ABSTRACT

Artificial intelligence (AI)/machine learning (ML) technology has covered almost all fields of business, and research in the past few years. In the future, it is going to cover maximum fields. Almost all business fields are aware that if they do not adopt AI/ML technology there will be an existential threat. The major issue in adopting and improving the performance of AI/ML techniques in Industry 4.0 and research domains is the requirement for high-end infrastructure, i.e., high performance computing (HPC) infrastructure.

HPC infrastructures are heterogeneous due to the combination of central processing units (CPUs) and graphics processing units (GPUs) to exploit the main objectives of performance. In this chapter, we are going to use the modern hybrid computing [CPU+ GPU] HPC infrastructure to overcome the performance issue and optimal resource utilization.

The main objective of this chapter is to progress the performance of different types of AI/ML techniques on hybrid HPC infrastructure.
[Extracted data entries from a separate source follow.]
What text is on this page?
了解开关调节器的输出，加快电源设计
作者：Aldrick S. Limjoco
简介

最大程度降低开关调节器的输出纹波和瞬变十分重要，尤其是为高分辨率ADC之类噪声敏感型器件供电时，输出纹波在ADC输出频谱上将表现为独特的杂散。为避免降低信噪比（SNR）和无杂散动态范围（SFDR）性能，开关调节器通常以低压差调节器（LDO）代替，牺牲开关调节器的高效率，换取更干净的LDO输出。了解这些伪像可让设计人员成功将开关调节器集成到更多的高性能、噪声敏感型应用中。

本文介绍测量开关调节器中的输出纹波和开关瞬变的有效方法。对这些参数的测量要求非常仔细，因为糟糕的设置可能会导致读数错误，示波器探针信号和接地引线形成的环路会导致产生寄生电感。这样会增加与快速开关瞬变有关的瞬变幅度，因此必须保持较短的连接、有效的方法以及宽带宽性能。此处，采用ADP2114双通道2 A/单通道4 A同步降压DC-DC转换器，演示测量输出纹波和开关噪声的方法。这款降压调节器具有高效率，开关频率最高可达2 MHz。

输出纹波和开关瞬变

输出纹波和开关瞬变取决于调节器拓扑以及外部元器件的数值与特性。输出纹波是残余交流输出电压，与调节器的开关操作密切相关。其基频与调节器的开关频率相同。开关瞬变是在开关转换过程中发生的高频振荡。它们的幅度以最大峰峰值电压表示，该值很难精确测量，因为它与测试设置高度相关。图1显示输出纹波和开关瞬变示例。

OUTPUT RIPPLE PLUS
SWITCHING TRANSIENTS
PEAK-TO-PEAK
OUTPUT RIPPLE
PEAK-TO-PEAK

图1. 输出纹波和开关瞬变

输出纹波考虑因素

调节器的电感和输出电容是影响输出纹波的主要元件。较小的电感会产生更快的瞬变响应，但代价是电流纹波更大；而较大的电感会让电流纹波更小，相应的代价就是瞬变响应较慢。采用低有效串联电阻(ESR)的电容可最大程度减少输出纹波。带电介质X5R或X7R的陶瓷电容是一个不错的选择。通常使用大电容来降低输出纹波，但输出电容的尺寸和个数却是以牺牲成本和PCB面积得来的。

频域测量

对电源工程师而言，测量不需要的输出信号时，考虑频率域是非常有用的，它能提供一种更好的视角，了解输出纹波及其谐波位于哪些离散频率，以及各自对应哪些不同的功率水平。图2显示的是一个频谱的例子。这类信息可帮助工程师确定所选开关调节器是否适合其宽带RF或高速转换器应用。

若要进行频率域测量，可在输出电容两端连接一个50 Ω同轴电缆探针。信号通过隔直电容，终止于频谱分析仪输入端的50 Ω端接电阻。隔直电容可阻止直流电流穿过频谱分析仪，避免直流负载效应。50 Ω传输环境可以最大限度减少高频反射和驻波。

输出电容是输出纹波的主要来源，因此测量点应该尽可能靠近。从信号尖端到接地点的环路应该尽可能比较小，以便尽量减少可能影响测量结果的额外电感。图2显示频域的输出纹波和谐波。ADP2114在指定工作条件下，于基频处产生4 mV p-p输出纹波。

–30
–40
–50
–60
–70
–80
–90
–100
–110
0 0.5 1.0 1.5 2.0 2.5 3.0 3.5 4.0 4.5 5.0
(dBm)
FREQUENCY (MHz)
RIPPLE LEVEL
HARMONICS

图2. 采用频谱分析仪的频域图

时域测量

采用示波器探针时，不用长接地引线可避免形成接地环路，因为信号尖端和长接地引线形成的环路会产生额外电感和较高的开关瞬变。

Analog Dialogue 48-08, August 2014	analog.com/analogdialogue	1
The proposed approach to achieve this goal is through optimal workload distribution on CPUs and GPUs.

To achieve this goal, we test the different AI/ML techniques such as Fully Connected Neural Networks, Convolution Neural Networks, and Recurrent Neural Networks, using Operators and Network parallelization techniques. Then, we develop workload partitioning algorithms to improve the performance of AI/ML techniques based on applications on hybrid HPC infrastructure.